Building Core Strength
One of the biggest benefits that you can get from doing handstands on the daily is the building of your core strength. Of course, handstands train your arms and shoulders to be stronger, but that isn’t all. Being upside down and standing on your hands forces you to engage your midline and hold that hollow position we work on in a lot in class.
It takes all of the strength that you can muster in your abdominal muscles as well as in your back to stay upright and balanced while doing a handstand. Since you need to stay stable while doing a handstand, because it does require a lot of balance, it forces you to use the various muscles in your core to achieve that balance.
Strengthening Your Upper Body
Not only does a handstand force you to engage your core, but of course it also forces you to use your upper body to stay upright, especially your arms and shoulders. Just think about it, doing a handstand means that you are literally standing on your hands, thus you are supporting all of your weight with your upper body and your arms.
Just a few minutes of standing on your hands will go a very long way in strengthening your hands, arms, shoulders, and virtually every other muscle in your upper body. Holding up your own body weight takes a whole lot of muscle strength and doing handstands on a regular basis will definitely help improve your upper body power.
You may not be able to hold yourself up for very long in the beginning, but after a few weeks, you should notice some strength improvements no doubt.
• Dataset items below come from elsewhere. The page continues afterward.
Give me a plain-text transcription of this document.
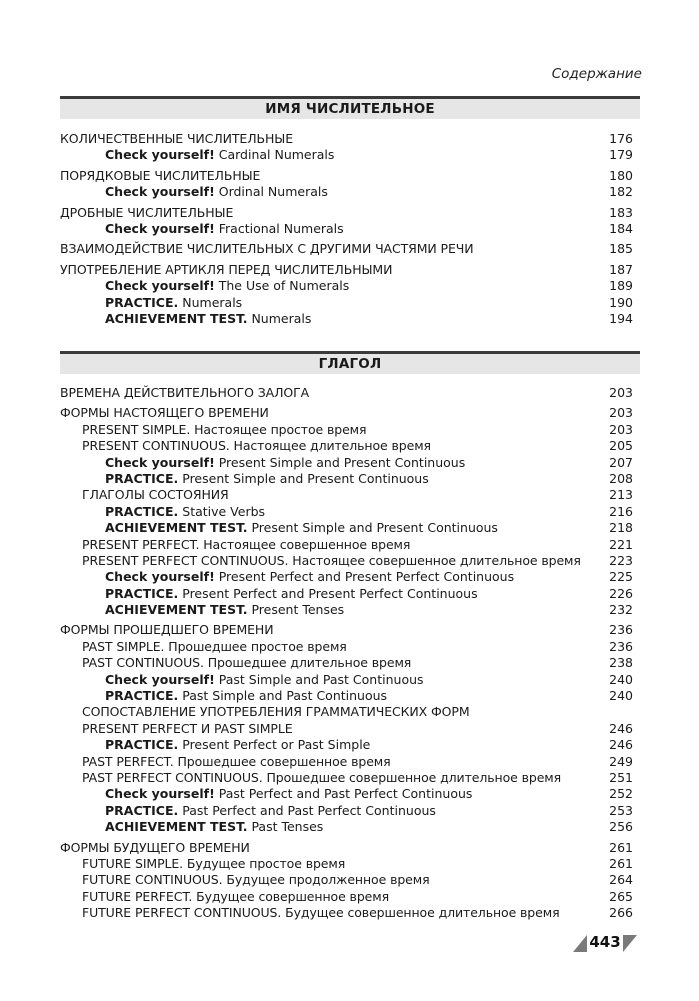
Содержание
ИМЯ ЧИСЛИТЕЛЬНОЕ
КОЛИЧЕСТВЕННЫЕ ЧИСЛИТЕЛЬНЫЕ	176
Check yourself! Cardinal Numerals	179
ПОРЯДКОВЫЕ ЧИСЛИТЕЛЬНЫЕ	180
Check yourself! Ordinal Numerals	182
ДРОБНЫЕ ЧИСЛИТЕЛЬНЫЕ	183
Check yourself! Fractional Numerals	184
ВЗАИМОДЕЙСТВИЕ ЧИСЛИТЕЛЬНЫХ С ДРУГИМИ ЧАСТЯМИ РЕЧИ	185
УПОТРЕБЛЕНИЕ АРТИКЛЯ ПЕРЕД ЧИСЛИТЕЛЬНЫМИ	187
Check yourself! The Use of Numerals	189
PRACTICE. Numerals	190
ACHIEVEMENT TEST. Numerals	194
ГЛАГОЛ
ВРЕМЕНА ДЕЙСТВИТЕЛЬНОГО ЗАЛОГА	203
ФОРМЫ НАСТОЯЩЕГО ВРЕМЕНИ	203
PRESENT SIMPLE. Настоящее простое время	203
PRESENT CONTINUOUS. Настоящее длительное время	205
Check yourself! Present Simple and Present Continuous	207
PRACTICE. Present Simple and Present Continuous	208
ГЛАГОЛЫ СОСТОЯНИЯ	213
PRACTICE. Stative Verbs	216
ACHIEVEMENT TEST. Present Simple and Present Continuous	218
PRESENT PERFECT. Настоящее совершенное время	221
PRESENT PERFECT CONTINUOUS. Настоящее совершенное длительное время	223
Check yourself! Present Perfect and Present Perfect Continuous	225
PRACTICE. Present Perfect and Present Perfect Continuous	226
ACHIEVEMENT TEST. Present Tenses	232
ФОРМЫ ПРОШЕДШЕГО ВРЕМЕНИ	236
PAST SIMPLE. Прошедшее простое время	236
PAST CONTINUOUS. Прошедшее длительное время	238
Check yourself! Past Simple and Past Continuous	240
PRACTICE. Past Simple and Past Continuous	240
СОПОСТАВЛЕНИЕ УПОТРЕБЛЕНИЯ ГРАММАТИЧЕСКИХ ФОРМ
PRESENT PERFECT И PAST SIMPLE	246
PRACTICE. Present Perfect or Past Simple	246
PAST PERFECT. Прошедшее совершенное время	249
PAST PERFECT CONTINUOUS. Прошедшее совершенное длительное время	251
Check yourself! Past Perfect and Past Perfect Continuous	252
PRACTICE. Past Perfect and Past Perfect Continuous	253
ACHIEVEMENT TEST. Past Tenses	256
ФОРМЫ БУДУЩЕГО ВРЕМЕНИ	261
FUTURE SIMPLE. Будущее простое время	261
FUTURE CONTINUOUS. Будущее продолженное время	264
FUTURE PERFECT. Будущее совершенное время	265
FUTURE PERFECT CONTINUOUS. Будущее совершенное длительное время	266
443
To increase the intensity of the exercise and to build even more muscle you can even try doing handstand pushups. Sure, they are challenging, but a few handstand pushups will definitely make your arms and shoulders a whole lot stronger.
Increased Grip Strength
The next thing that handstands can do for you is to increase your grip strength. When you stand on your feet your heels act as a stabilizer and they help you grip the ground plus stay upright too. Yet your hands don’t have heels, thus making it harder to balance. Therefore in order to achieve optimal balance when doing a handstand, you need to use your fingers in order to stay upright.
When doing a handstand you need to use your fingers to dig into the ground, to stay balanced, and to keep your body from toppling over. A handstand forces you to constantly adjust your position and that requires your finger’s extensors and flexors to work overtime to keep you from falling over.
Increased Musculoskeletal Health
A huge benefit that you can reap from doing handstands is that they increase the musculoskeletal health in your upper body. In simplest terms, your musculoskeletal health is the health of your bones. To increase the health of your bones you need to do weight bearing exercises, and of course doing handstands is considered a weight bearing exercise because you are holding up your entire weight with your arms.
Spatial Perception & Balance
Another big benefit that you can get from doing handstands is that they increase your ability to balance. This has to do with something in your body called proprioceptors. Proprioceptors are the things in our body which control the way we balance and how our muscles naturally react to a change in position in order to stay upright.
They Are Fun
WE all need more fun in our training and achieving a successful handstand is great fun and can lead to further progressions such as press ups and walking!.
I can’t do one?
Don’t despair if you can’t do one yet. We can scale down to a plank and then to a pike position, up to using a box and then wall walk Eventually you’ll be able to master the handstand, when you do it’s another achievement that CrossFit has allowed you to conquer!